Adaptive Re-ranking of Deep Feature for Person Re-identification
This addresses person re-identification for surveillance and security applications, representing an incremental improvement over existing methods.
The paper tackles person re-identification by proposing a Deep Feature Fusion method to exploit diverse information in deep features and an Adaptive Re-Ranking method to use contextual neighbor information, achieving superior performance on three large benchmarks.

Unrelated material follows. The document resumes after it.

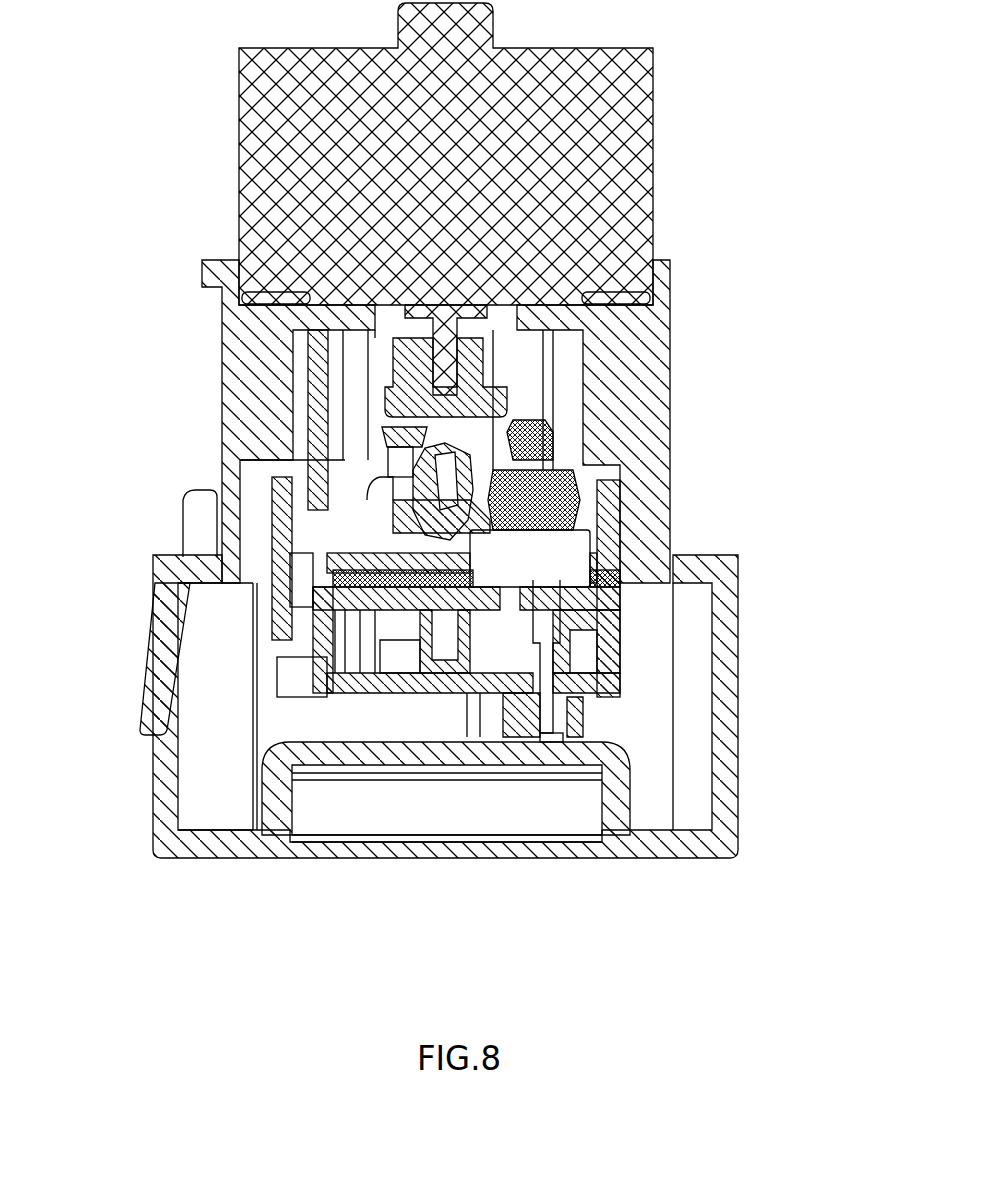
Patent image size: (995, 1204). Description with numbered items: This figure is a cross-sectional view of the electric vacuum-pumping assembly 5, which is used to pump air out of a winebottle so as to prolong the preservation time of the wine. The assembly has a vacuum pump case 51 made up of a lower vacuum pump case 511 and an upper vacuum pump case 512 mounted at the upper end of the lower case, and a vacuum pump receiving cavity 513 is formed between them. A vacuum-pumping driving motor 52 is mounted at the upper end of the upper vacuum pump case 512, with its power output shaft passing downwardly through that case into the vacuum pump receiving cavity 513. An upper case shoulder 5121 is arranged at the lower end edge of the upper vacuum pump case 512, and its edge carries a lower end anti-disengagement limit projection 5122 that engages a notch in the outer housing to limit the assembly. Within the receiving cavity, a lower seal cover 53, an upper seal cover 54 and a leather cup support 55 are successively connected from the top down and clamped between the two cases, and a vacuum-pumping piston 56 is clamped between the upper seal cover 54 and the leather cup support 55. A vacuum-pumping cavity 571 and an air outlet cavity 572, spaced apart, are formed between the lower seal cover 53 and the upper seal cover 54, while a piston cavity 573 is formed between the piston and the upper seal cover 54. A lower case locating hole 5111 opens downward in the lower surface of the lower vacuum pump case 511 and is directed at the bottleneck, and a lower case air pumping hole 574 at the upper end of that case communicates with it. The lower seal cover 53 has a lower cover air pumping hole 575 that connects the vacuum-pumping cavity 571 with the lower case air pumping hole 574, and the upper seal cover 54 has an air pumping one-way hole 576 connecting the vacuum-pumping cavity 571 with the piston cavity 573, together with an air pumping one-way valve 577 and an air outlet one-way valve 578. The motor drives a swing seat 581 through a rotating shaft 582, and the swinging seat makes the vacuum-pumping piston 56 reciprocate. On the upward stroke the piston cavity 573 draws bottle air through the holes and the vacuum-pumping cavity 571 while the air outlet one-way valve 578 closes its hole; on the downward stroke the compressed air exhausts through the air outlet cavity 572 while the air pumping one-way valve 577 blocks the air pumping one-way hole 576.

Typical person re-identification (re-ID) methods train a deep CNN to extract deep features and combine them with a distance metric for the final evaluation. In this work, we focus on exploiting the full information encoded in the deep feature to boost the re-ID performance. First, we propose a Deep Feature Fusion (DFF) method to exploit the diverse information embedded in a deep feature. DFF treats each sub-feature as an information carrier and employs a diffusion process to exchange their information. Second, we propose an Adaptive Re-Ranking (ARR) method to exploit the contextual information encoded in the features of neighbors. ARR utilizes the contextual information to re-rank the retrieval results in an iterative manner. Particularly, it adds more contextual information after each iteration automatically to consider more matches. Third, we propose a strategy that combines DFF and ARR to enhance the performance. Extensive comparative evaluations demonstrate the superiority of the proposed methods on three large benchmarks.